Dear museums: the time is right to embrace mobile

11/02/2015 By Matthew Petrie

First published in The Guardian.

Dear museums, we love you. You inspire, engage and educate. We visit you to have an experience, to learn something new, or for a day out with family and friends. We love you because you actively bring change and development to our communities. You just make us feel good.

And it seems that London Museums are having a bit of a moment. The British Museum was recently named the UK's most visited attraction in 2012 for a sixth year running, while Tate Modern moved into second place, with a 9% rise in attendance from the previous year. The V&A had its most successful exhibit ever with Hollywood Costume (over 250,000 visits) and David Bowie has just become the fastest selling event in the museum's history. Well done.

But now we need to have a word. Many of you celebrate the past, history and heritage exquisitely, but that doesn't mean you can't be forward thinking too. See all those people coming through your doors? You know what the vast majority of them don't leave home without? That's right, their mobiles.

It's high time for mobile
In fact, a recent study at the New York MoMA found that a whopping 74% of visitors brought a mobile device with them. When so many of you museums are introducing innovative exhibits that utilise new technologies to great effect, you're missing a trick if you don't cater to what visitors are already carrying in their hands. In fact, half of Hollywood Costume visitors who visited the V&A website did so through a mobile device.

The implications become more evident when you realise that the UK has one of the highest penetrations of smartphones, with 58% of the population owning one in 2012, and almost one in five (19%) owning a tablet. US consumers are not far behind – nearly half (44%) of the US adult population (18+) owns a smartphone.

And these people are doing a lot more than just talking. A majority of UK and US smartphone owners use their phones for non-talk activities, such as taking pictures or video, browsing the internet and looking up directions and maps. On top of that, UK consumers are downloading more data on their devices than their counterparts in other countries.

We suspect that you want to meet this growing demand, and provide your tech-savvy visitors with what they've come to expect in their daily lives – access to digital information – to enhance the experience. And some of you are making huge strides in this area.

A study undertaken in 2012 for the American Alliance of Museums and the UK's Museums Association revealed that more than half of US and nearly half (47%) of UK museums offer some form of mobile interpretation, in the shape of either a museum-provided device or mobile features (accessed via the web or downloaded).

V&A leading the way
Leading the way is the V&A, which recently commissioned a mobile visitor market study to gauge the scale and nature of these opportunities. More than 70% of visitors surveyed own a smartphone (and more than 80% took it with them to the museum) and the majority are already using their phones to enhance their cultural visits, creating an opportunity to leverage these existing behaviours.

Photography and object information offer the richest immediate potential, as by far the most frequently reported smartphone activity while at a museum is taking a photo or video of an object on view.
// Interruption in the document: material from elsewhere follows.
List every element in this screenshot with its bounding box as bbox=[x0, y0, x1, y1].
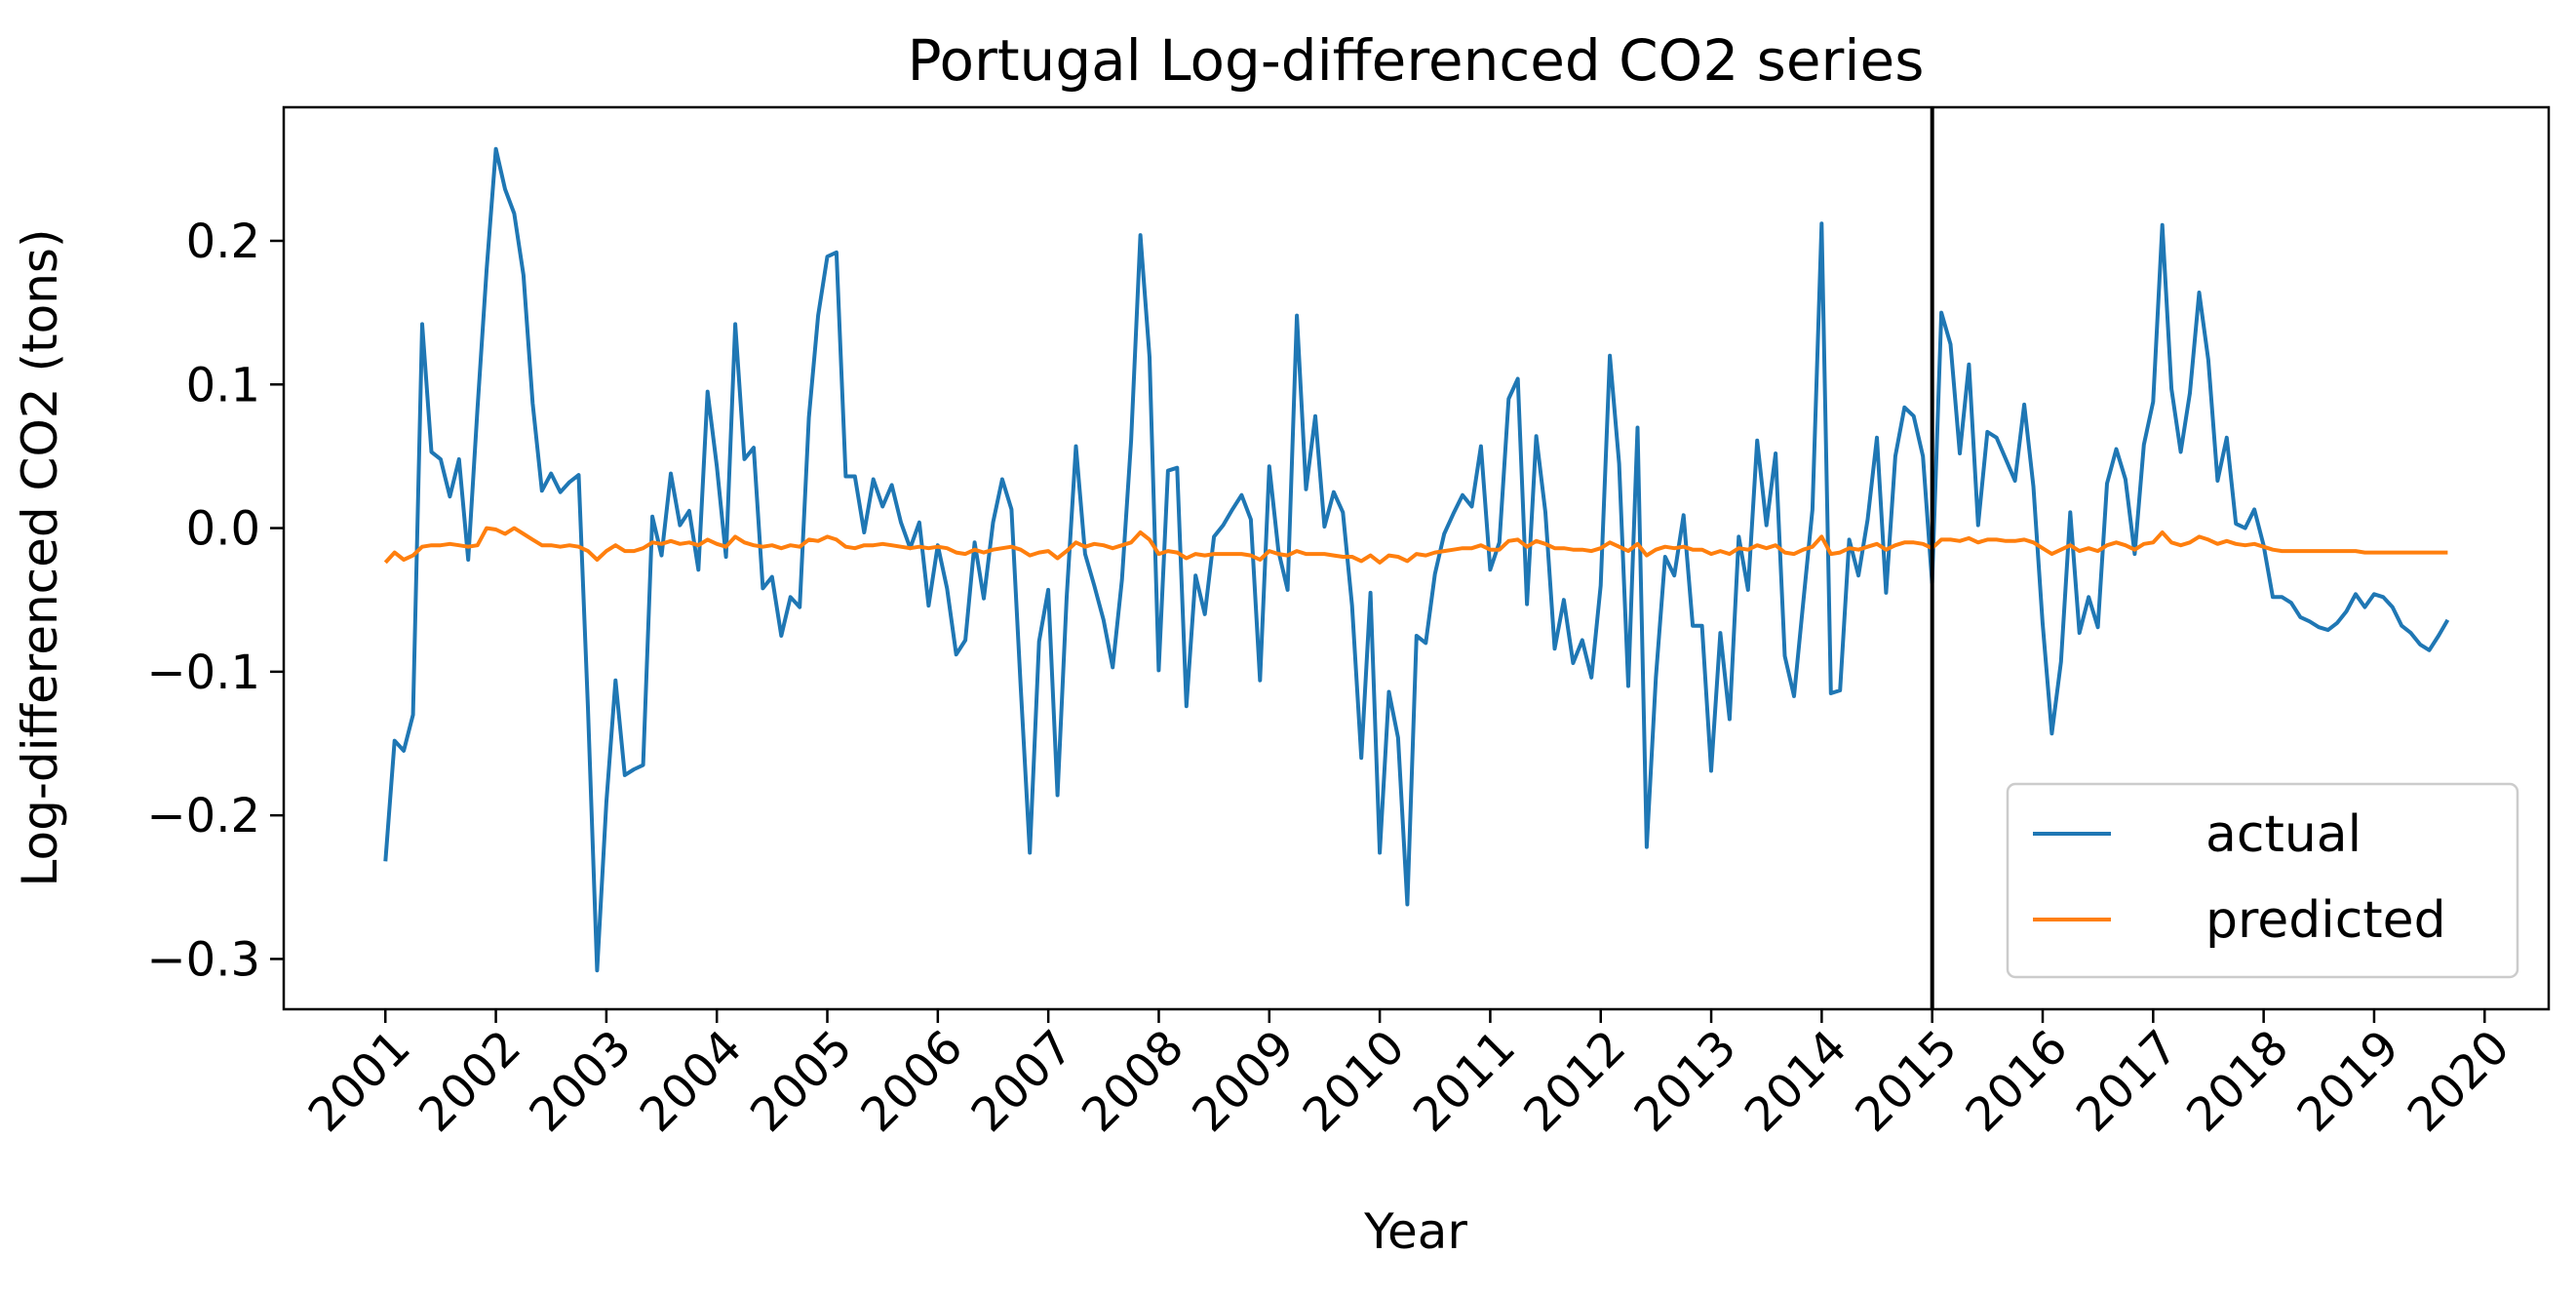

Of course it is significant that foreign visitors comprise almost half of all V&A visitors and are far more likely to have their data roaming turned off to avoid hefty charges. This makes the availability of Wi-Fi – something increasingly expected by consumers in public spaces – crucial for overseas visitors to access mobile interpretation.

Personal v museum-provided devices
Another key finding of the research is that around half of the visitors surveyed who own a smartphone say they would prefer to use their own device over a museum device. Reasons for this include ease and familiarity, hygiene and the convenience of already possessing an interpretation tool, with no need to collect or return a guide.

Museums, as you are enjoying record attendance levels, the time is right for you to seize the opportunity and increase the digital offering to your captive audience. You'll motivate new visitors to come in, and encourage existing ones to come back for more.

We encourage you to tap into existing visitor demand for mobile services and products. But remember to promote it; more than eight out of 10 V&A visitors were not aware that the museum provided Wi-Fi.

Your collections are so rich that they can support myriad stories and experiences. This is a brave new world – visitor mobile museum preferences are not well established. But the key to creating engaging mobile products that visitors will want to use will take testing, measuring and refinement.